Bilahare İslamiyet'i kabul eden Türklerin bir kısmı Abbasilerin himayesine girerek, gösterdikleri üstün askeri başarılarından dolayı Suriye, Elcezire ve Doğu Anadolu'yu askeri bir bölge haline getirirler. Daha sonraları buralara Horasan ve Maveraünnehir'den gönüllü olarak getirilen Türkleri yerleştirirler.
Dokuzuncu yüz yıldan itibaren Afşin, Ferganeli Ömer, Semerkantlı haris ve Vasıf gibi Türk komutanların yönetimindeki ordular Bizans'a karşı büyük askeri başarılar elde etseler de, Anadolu'ya yerleşmek üzere Türk akınları Büyük Selçuklu Devleti tarafından başlatılmıştır.
Büyük Selçuklu Devleti kurulmadan önce Tuğrul ve Çağrı Beyler idaresindeki Oğuzlar, Gazneli ve Karahanlılar Devletinin büyük baskıları altında yaşamak zorunda bırakılmıştılar.
Bu baskılardan kurtulabilmek ve daha özgür yaşama adına Tuğrul ve Çağrı beyleri yeni yurt bulmak üzere keşif harekatına mecbur bırakılırlar. İki liderin aldığı bu karar doğrultusunda Çağrı Bey emrindeki kuvvetlerle Gazneli Devletin toprağı olan Horasanı geçerek bin on beş yılında Azerbaycan yoluyla Doğu Anadolu'ya girerek Van gölü çevresini kontrolü altına alır.
Müteakiben kuzeye yönelen Çağrı Bey Nahcıvan ve Gürcistan üzerine yürür. Yapılan keşif harekatı sonucu, Çağrı Bey ordularıyla birlikte tekraren bin yirmi bir yılında Maveraünnehir bölgesine geri döner. Çağrı Bey, Tuğrul Beyle yaptığı görüşmede yaptığı keşif hakkında bilgi verirken, Bizans'ın kendilerine karşı koyacak güçte olmadığını, Anadolu'nun iklim ve toprak şartları itibariyle yaşamlarına uygun olduğunu ifade eder.

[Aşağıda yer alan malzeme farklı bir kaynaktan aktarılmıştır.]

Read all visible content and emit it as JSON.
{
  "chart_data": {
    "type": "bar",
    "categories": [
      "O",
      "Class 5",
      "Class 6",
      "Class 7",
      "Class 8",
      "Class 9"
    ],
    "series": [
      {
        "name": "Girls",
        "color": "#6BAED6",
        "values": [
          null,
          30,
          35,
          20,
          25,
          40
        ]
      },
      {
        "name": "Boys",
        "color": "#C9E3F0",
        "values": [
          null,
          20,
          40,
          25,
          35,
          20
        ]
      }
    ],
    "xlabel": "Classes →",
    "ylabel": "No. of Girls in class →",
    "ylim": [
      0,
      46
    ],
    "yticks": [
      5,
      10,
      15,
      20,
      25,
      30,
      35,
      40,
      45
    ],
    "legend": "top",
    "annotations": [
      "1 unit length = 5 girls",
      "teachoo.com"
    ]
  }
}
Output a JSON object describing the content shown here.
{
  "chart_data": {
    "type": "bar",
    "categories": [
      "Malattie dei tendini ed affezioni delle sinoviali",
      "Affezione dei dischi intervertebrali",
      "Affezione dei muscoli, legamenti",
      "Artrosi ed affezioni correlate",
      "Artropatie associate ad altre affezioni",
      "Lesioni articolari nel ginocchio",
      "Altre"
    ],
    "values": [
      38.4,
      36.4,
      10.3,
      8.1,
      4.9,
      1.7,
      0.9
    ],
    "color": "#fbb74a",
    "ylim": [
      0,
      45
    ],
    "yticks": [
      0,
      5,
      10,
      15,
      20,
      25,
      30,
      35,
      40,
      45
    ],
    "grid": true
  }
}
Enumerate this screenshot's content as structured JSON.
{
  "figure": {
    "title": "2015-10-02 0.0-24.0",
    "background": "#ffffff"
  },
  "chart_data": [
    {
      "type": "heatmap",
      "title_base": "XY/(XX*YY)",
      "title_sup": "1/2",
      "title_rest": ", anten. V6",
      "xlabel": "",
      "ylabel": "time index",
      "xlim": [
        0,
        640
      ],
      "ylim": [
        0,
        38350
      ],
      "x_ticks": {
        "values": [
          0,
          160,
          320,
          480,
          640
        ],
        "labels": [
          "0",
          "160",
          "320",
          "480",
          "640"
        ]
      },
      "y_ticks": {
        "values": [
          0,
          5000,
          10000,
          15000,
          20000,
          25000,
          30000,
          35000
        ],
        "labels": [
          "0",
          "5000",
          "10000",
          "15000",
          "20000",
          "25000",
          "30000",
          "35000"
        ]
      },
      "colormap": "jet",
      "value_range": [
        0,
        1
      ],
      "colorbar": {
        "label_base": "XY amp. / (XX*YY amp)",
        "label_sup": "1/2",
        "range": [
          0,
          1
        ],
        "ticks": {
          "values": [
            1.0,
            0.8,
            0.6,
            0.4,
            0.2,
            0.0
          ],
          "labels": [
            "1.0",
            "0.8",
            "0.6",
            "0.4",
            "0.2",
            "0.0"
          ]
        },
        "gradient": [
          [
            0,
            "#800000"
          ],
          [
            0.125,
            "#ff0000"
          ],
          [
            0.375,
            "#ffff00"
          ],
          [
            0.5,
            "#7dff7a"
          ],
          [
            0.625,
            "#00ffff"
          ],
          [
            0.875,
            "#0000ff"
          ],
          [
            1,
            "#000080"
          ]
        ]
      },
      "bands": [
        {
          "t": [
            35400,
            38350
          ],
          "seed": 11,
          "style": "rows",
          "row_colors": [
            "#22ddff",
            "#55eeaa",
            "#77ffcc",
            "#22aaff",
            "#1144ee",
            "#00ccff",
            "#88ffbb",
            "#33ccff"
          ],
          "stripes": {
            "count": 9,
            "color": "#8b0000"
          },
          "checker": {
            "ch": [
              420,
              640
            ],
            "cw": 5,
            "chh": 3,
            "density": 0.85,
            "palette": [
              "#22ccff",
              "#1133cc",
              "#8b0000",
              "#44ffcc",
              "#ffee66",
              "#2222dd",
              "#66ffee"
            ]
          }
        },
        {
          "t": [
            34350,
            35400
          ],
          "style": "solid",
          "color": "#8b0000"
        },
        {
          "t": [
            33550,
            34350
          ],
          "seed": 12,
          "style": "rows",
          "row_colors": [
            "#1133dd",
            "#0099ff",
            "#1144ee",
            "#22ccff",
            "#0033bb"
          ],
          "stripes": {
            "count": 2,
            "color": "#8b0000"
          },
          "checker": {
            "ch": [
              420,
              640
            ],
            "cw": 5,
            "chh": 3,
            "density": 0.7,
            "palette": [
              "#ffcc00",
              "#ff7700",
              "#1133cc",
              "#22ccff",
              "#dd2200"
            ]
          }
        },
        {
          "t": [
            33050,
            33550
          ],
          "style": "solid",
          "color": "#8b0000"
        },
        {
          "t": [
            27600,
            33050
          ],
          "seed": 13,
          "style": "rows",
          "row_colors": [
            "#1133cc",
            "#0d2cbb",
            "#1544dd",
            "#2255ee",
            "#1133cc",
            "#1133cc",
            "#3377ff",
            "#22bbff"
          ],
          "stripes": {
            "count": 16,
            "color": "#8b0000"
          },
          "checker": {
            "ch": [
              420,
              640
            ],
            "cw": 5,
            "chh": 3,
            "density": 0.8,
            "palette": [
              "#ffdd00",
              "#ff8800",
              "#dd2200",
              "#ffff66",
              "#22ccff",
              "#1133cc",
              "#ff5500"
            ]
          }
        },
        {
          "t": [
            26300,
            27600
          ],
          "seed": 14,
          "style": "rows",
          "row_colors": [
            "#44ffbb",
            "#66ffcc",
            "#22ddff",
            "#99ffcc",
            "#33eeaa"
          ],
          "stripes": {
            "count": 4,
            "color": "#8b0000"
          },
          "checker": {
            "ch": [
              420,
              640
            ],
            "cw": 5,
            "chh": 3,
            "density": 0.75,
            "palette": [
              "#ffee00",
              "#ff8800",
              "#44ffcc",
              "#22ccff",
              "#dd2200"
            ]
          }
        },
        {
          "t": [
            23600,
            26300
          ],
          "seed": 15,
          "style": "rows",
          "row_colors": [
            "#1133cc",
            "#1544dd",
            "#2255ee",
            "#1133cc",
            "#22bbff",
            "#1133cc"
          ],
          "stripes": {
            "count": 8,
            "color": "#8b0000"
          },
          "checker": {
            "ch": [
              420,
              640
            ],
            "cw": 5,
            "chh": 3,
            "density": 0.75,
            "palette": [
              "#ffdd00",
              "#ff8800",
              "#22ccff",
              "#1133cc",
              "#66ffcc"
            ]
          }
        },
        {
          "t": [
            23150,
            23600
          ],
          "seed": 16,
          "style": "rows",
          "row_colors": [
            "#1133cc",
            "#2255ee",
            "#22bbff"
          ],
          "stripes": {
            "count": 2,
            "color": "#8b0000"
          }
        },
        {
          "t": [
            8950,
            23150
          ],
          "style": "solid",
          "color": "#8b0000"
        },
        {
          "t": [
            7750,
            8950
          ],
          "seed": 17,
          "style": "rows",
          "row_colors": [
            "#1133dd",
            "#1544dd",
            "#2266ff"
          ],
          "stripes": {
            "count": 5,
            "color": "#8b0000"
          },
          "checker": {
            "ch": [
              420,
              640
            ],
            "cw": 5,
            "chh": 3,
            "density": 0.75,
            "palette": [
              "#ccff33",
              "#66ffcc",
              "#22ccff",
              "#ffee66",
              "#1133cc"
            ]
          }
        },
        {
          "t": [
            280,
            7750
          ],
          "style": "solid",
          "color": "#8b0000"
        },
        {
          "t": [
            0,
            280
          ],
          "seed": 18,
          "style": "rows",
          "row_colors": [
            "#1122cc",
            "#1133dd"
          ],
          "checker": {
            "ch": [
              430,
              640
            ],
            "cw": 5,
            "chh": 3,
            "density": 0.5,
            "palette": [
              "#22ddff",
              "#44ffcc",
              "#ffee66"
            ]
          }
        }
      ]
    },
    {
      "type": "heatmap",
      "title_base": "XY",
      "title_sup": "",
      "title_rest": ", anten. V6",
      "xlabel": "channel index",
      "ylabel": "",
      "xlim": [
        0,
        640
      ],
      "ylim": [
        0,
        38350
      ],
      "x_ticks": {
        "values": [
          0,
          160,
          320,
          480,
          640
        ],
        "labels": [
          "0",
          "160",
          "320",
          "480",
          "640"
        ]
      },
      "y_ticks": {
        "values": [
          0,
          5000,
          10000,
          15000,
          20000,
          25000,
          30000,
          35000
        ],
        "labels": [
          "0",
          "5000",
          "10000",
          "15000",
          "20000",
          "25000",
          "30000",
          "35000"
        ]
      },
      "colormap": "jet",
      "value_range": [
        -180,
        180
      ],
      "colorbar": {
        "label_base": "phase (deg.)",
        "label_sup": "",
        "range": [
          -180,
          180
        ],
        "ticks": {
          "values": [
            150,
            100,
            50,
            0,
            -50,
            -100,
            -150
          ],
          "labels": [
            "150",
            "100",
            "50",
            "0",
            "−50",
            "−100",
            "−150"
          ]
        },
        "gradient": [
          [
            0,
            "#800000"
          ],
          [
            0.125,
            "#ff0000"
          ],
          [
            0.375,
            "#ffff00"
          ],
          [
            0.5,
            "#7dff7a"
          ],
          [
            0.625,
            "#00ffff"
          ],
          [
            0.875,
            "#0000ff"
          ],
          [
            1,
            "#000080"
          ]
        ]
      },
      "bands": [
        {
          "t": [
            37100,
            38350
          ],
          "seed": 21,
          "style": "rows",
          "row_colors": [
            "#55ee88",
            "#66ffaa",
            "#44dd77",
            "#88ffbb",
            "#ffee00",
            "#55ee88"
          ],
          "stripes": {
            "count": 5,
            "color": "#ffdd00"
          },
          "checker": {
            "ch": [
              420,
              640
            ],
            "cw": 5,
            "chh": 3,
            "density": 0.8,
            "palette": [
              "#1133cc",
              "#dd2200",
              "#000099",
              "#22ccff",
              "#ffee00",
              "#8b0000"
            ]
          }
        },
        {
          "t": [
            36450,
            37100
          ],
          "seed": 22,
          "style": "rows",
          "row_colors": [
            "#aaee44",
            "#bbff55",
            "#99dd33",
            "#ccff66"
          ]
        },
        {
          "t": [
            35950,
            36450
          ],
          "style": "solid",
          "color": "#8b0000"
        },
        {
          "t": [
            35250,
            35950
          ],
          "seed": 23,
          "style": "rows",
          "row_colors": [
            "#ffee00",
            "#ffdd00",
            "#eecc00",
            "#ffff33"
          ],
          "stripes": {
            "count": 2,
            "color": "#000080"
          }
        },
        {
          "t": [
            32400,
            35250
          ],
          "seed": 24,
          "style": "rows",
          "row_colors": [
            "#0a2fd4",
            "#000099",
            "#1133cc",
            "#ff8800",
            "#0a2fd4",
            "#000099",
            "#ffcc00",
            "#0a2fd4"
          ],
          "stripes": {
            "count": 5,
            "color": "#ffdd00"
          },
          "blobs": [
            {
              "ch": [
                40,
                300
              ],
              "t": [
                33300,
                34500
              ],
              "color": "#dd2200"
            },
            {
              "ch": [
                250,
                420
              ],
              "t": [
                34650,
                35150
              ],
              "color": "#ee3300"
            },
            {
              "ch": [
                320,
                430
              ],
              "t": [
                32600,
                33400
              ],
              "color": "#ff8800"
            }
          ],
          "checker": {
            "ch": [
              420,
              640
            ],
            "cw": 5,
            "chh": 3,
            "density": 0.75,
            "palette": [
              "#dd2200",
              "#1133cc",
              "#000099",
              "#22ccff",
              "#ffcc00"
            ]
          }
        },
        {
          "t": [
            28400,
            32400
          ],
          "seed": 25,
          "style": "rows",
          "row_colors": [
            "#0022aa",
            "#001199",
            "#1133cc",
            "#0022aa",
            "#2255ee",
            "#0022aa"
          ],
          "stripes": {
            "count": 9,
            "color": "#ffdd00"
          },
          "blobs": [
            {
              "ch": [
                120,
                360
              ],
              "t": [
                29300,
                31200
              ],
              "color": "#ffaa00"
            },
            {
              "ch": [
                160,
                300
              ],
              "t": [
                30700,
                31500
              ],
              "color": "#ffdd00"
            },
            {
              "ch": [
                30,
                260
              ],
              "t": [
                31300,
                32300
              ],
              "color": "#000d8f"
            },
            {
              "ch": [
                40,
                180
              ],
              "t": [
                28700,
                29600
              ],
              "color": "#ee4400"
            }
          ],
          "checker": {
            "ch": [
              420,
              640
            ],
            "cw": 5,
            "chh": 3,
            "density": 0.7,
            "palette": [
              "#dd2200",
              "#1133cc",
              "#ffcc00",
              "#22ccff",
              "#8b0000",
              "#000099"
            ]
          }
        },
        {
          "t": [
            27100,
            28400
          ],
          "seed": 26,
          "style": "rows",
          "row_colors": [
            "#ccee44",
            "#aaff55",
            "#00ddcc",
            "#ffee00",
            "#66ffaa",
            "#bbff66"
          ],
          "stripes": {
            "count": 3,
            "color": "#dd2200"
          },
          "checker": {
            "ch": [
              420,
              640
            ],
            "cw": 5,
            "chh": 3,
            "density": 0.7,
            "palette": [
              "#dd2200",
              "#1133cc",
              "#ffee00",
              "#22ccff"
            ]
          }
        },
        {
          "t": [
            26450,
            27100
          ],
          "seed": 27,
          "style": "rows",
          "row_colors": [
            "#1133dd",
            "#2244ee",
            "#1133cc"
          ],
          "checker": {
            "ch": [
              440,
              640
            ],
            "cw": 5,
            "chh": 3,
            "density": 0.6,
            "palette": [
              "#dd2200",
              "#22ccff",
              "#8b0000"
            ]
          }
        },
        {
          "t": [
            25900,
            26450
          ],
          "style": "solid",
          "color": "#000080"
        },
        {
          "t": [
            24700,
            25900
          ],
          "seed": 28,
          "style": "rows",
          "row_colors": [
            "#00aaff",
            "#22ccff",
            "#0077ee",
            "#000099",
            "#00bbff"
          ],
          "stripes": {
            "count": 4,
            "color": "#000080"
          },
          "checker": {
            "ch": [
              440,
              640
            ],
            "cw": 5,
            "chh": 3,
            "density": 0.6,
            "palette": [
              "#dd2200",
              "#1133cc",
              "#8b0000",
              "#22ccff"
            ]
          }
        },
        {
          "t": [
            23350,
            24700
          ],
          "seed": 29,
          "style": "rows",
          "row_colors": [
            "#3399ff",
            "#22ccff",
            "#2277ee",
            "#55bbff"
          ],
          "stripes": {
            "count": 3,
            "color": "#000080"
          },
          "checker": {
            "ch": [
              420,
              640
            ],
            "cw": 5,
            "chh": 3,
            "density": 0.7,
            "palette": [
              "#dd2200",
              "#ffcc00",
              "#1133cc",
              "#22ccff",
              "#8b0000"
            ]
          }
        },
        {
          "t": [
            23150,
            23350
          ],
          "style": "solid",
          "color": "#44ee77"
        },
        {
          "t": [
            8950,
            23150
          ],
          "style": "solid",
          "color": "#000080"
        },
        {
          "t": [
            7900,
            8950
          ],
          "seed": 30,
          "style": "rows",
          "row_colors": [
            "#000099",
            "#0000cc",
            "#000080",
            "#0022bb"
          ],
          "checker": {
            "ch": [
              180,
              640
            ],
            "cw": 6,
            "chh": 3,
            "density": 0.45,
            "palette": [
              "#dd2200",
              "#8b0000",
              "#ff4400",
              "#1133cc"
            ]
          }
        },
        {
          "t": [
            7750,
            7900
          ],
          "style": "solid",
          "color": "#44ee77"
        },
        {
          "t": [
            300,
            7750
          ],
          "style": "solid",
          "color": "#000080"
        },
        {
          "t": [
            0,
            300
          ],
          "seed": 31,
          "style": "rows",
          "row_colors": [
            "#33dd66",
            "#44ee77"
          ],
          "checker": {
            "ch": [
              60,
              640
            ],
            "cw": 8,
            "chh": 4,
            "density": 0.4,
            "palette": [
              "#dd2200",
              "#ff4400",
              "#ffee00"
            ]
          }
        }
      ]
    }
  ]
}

Bu durum karşısında Anadolu'ya yerleşme konusunda fikir birliğine varan liderler, Anadolu'ya yerleşmek üzere yeni akınlar başlatırlar. bin kırk yılında ki Dandanakan savaşı sonrası kurulan Büyük Selçuklu Devleti döneminde ise akınlar daha da hızlanır.
Diğer Oğuz boylarının da Büyük Selçuklu Devletine katılmasıyla daha da güçlenerek Anadolu'nun üzerine yürürler. Bu akınlar esnasında yapılan bir çok savaşta üstün başarılara imza atılarak, bir çok yerleşim yeri fethedilir. Tuğrul Beyin vefatı sonrası ise yerine oğlu Alpaslan geçer.
Alpaslan'ın Büyük Selçuklu Devletinin tahtına geçmesiyle Anadolu'ya yapılan akınların daha da hızlanmasıyla birlikte 1064 yılında Azerbaycan'a gelen Alpaslan, Gürcistan'ın tamamını fetheder. Bizans'ın himayesi altındaki Ermeni ve Gürcü prensliklerini kendi himayesi altına alır.
16 Ağustos 1064 yılında surlarıyla meşhur Bizans'a bağlı Ani kalesi ve Kars çevresinin Alpaslan tarafından fethiyle başlayan Anadolu'nun fethi zamanla diğer bölgelerinde fethinin kapısını açarak Ön Asya'nın Türk yurdu olmasının yanında, Türklerin Avrupa'nın içlerine kadar ilerlemesine vesile olur.
Bu nedenledir ki, Türk tarihinin dönüm noktalarından biri Anadolu'nun fethidir. Bu fetihle birlikte Türkler yeni ve ebedi olan bir vatana kavuşmuştur. Fethedilen Anadolu topraklar üzerinde sırasıyla Anadolu Selçuklu, Osmanlı ve Türkiye Cumhuriyeti Devletleri kurulmuştur.
Bu fetih harekatları sonucu yapılan Türk yerleşimini hazmedemeyen, Türkleri geldikleri topraklara geri göndermek üzere o gün oluşturdukları "Şark meselesi" ve bugünkü "Büyük Orta Doğu Projesi" ile halen bizimle uğraşırlar. Batı zaman zaman içimizdeki hainleri de satın alarak kafamızı ağrıtmaya devam etmektedir. Bunu anlamayan veya anlamakta zorlanan kuş beyinliler ise bu projede görev alarak Türklüğe ihanet etmeyi kendilerine görev atfetmekteler. Bugünkü yaşadıklarımızda bu oyunun bir parçasıdır.